Authors: Kasia Mika*, KITLV/Royal Netherlands Institute of Southeast Asian and Caribbean Studies
Topics: Hazards, Risks, and Disasters, Hazards and Vulnerability
Keywords: Haiti 2010 earthquake, trauma, disasters, recovery, vulnerability, Caribbean
Session Type: Paper
Start / End Time: 2:40 PM / 4:20 PM
Room: Napoleon B3, Sheraton 3rd Floor
Presentation File: No File Uploaded
The paper examines interrelated notions of processual and accretive trauma—offered by postcolonial studies and environmental humanities—and vulnerability-based approaches to disasters, arguing for open-ended, non-linear notions of recovery. This analysis will be rooted in 2010 Haiti earthquake written survivors’ accounts (Martin 2010; Woolley 2011) and their differentiated experience of faith and belief, sense-losing and sense-(re)making episodes (O’Grady and Orton 2016), that all are part of assigning meaning, coming to terms with, and only sometimes overcoming, the long-term and sudden violence of the 2010 disaster.

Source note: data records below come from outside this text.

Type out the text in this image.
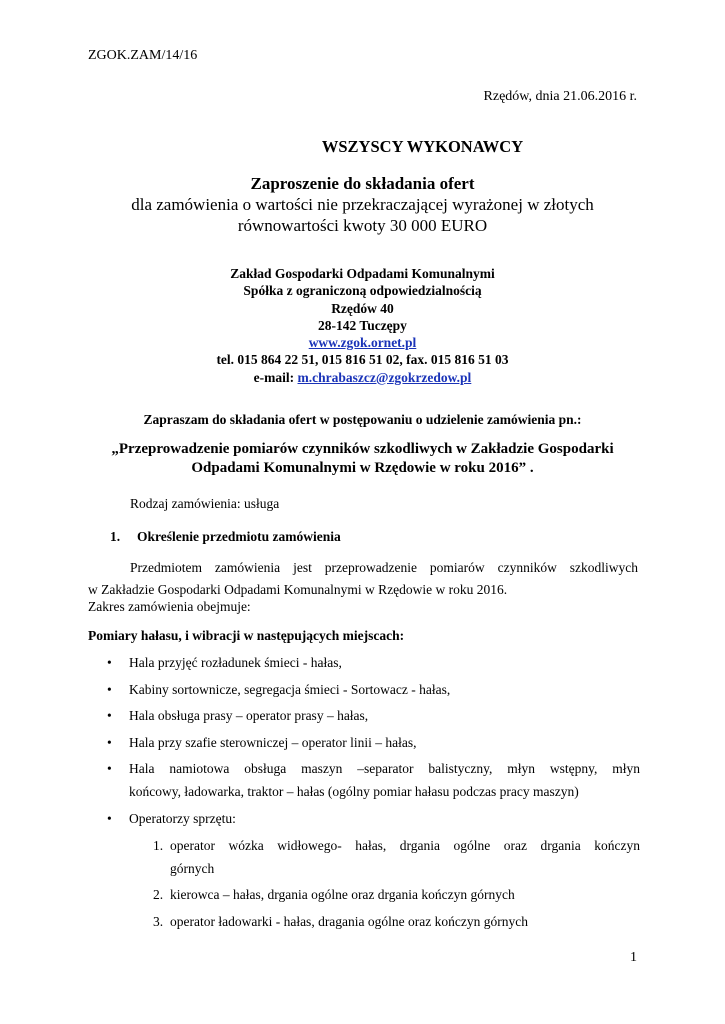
ZGOK.ZAM/14/16
Rzędów, dnia 21.06.2016 r.
WSZYSCY WYKONAWCY
Zaproszenie do składania ofert
dla zamówienia o wartości nie przekraczającej wyrażonej w złotych
równowartości kwoty 30 000 EURO
Zakład Gospodarki Odpadami Komunalnymi
Spółka z ograniczoną odpowiedzialnością
Rzędów 40
28-142 Tuczępy
www.zgok.ornet.pl
tel. 015 864 22 51, 015 816 51 02, fax. 015 816 51 03
e-mail: m.chrabaszcz@zgokrzedow.pl
Zapraszam do składania ofert w postępowaniu o udzielenie zamówienia pn.:
„Przeprowadzenie pomiarów czynników szkodliwych w Zakładzie Gospodarki
Odpadami Komunalnymi w Rzędowie w roku 2016” .
Rodzaj zamówienia: usługa
1. Określenie przedmiotu zamówienia
Przedmiotem zamówienia jest przeprowadzenie pomiarów czynników szkodliwych
w Zakładzie Gospodarki Odpadami Komunalnymi w Rzędowie w roku 2016.
Zakres zamówienia obejmuje:
Pomiary hałasu, i wibracji w następujących miejscach:
• Hala przyjęć rozładunek śmieci - hałas,
• Kabiny sortownicze, segregacja śmieci - Sortowacz - hałas,
• Hala obsługa prasy – operator prasy – hałas,
• Hala przy szafie sterowniczej – operator linii – hałas,
• Hala namiotowa obsługa maszyn –separator balistyczny, młyn wstępny, młyn
końcowy, ładowarka, traktor – hałas (ogólny pomiar hałasu podczas pracy maszyn)
• Operatorzy sprzętu:
1. operator wózka widłowego- hałas, drgania ogólne oraz drgania kończyn
górnych
2. kierowca – hałas, drgania ogólne oraz drgania kończyn górnych
3. operator ładowarki - hałas, dragania ogólne oraz kończyn górnych
1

Where notions of ‘slow violence’ (Nixon 2011), ‘passive hurt’ (Danticat 2011) and the cognate concept of ‘insidious trauma’ (Brown 2008; Craps 2010; 2013) point to the ways in which ‘incremental and accretive’ violence is played out and belatedly manifested ‘across a range of temporal scales’ (Nixon 2011, 2), vulnerability-focused analyses of disasters also stress their extended and complex character (Ball 1975; Glantz 1977) as ‘continuing process[es] of extreme manifestation of day to day situation’ (Lewis 1977, 243). Following an analysis of processual notions of vulnerability and disaster and these survivors’ differentiated consideration of faith in times of unfolding crises, the paper will go on to conceptualize notions of non-linear recovery. Against illusions of an achievable wholeness, equated with the recovery of the pre-disaster past, this vision seeks to transform and improve over the long term (Lewis 1988, 4; Wisner and Kelman 2015), all the while recognizing that even if vulnerabilities could be amended, the personal losses and absences will never fully be alleviated or healed.